Testing cycles are often under a considerable time-crunch, making it impossible for us to run all of our test cases or test all parts of the application as much as we’d like. So how do we prioritize our tests to hit the most critical parts of the application? The answer is risk-based testing.
Using a risk assessment strategy, we can approach tests based on a calculated risk to the company, data, or the users. While teaching someone a complete risk-based testing approach in a short blog post is impossible, I am going to hit on a few key points.

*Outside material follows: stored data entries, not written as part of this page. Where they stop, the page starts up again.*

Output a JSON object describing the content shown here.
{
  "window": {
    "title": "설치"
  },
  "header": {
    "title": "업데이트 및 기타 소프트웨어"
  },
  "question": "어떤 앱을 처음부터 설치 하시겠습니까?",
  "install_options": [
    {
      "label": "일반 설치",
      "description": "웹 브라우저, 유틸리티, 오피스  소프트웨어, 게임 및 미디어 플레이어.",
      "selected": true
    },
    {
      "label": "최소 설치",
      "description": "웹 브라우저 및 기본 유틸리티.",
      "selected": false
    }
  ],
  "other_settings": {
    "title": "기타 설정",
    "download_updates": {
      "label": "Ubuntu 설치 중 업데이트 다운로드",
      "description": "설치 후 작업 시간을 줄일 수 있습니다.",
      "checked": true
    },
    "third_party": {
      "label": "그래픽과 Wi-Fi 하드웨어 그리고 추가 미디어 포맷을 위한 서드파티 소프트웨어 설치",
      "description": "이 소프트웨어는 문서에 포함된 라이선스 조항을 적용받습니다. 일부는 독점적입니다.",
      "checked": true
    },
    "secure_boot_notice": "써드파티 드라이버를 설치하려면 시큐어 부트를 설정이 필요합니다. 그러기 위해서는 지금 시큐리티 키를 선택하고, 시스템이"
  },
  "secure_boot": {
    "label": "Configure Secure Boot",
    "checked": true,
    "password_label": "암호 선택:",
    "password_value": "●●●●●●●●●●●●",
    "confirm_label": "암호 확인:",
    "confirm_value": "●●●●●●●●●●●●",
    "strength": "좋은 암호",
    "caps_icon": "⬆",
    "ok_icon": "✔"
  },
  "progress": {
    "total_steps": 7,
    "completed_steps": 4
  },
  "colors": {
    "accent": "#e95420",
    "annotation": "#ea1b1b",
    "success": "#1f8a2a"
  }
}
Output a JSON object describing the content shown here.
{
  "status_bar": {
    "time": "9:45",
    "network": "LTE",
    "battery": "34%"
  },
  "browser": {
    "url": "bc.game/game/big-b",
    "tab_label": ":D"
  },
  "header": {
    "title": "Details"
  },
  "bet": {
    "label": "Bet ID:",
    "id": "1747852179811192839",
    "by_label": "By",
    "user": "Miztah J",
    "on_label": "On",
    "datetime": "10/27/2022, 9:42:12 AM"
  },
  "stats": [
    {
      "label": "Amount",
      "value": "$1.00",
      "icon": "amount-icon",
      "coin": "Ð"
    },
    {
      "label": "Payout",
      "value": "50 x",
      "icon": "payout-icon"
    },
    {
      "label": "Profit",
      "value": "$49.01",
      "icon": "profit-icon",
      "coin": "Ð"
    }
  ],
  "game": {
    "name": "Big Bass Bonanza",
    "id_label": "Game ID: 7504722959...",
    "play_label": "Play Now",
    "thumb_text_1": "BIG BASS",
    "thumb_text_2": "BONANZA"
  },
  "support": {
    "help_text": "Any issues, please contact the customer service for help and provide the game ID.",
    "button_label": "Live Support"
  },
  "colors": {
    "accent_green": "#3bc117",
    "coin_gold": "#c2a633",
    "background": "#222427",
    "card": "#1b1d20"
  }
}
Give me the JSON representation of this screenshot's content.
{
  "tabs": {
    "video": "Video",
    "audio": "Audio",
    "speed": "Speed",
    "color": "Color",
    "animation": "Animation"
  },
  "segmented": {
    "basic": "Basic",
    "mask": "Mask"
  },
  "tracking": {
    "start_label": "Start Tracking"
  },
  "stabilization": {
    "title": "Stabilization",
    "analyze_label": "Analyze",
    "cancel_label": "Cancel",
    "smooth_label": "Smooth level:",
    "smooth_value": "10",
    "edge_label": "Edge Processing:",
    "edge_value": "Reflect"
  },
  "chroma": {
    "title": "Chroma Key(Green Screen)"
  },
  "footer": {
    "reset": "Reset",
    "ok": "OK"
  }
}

In the simplest terms, the risk associated with certain areas of the application can be defined as the cost of failure + the probability of failure. You have to identify the areas of the application that have the highest likelihood of failure and where those failures would cause the most damage. There are a few ways to make those identifications.
This list isn’t comprehensive since each business, application, or industry may have different focuses. But a good starting point for identifying the highest risk areas are to look for areas like the following:
- Are complex
- Recently changed
- Use a new technology
- Had a higher number of people involved in their development
- Rushed development
- Have a history of defects (defect prone)
- Frequently used
Now that you’ve identified the areas you want to focus the most testing resources on, it’s time to cut down the number test cases. As you look at the test cases, question what a failure of the test case could mean. Would a failure in the test case be catastrophic? Or would it just hinder a user? Would it be damaging? Or just annoying?
As testers, we want our application to be defect free, but that’s an impossibility. So the best we can hope for is that we find the biggest or worst defects before our users do. Using risk-based testing during time-crunched testing cycles is the best way to achieve that.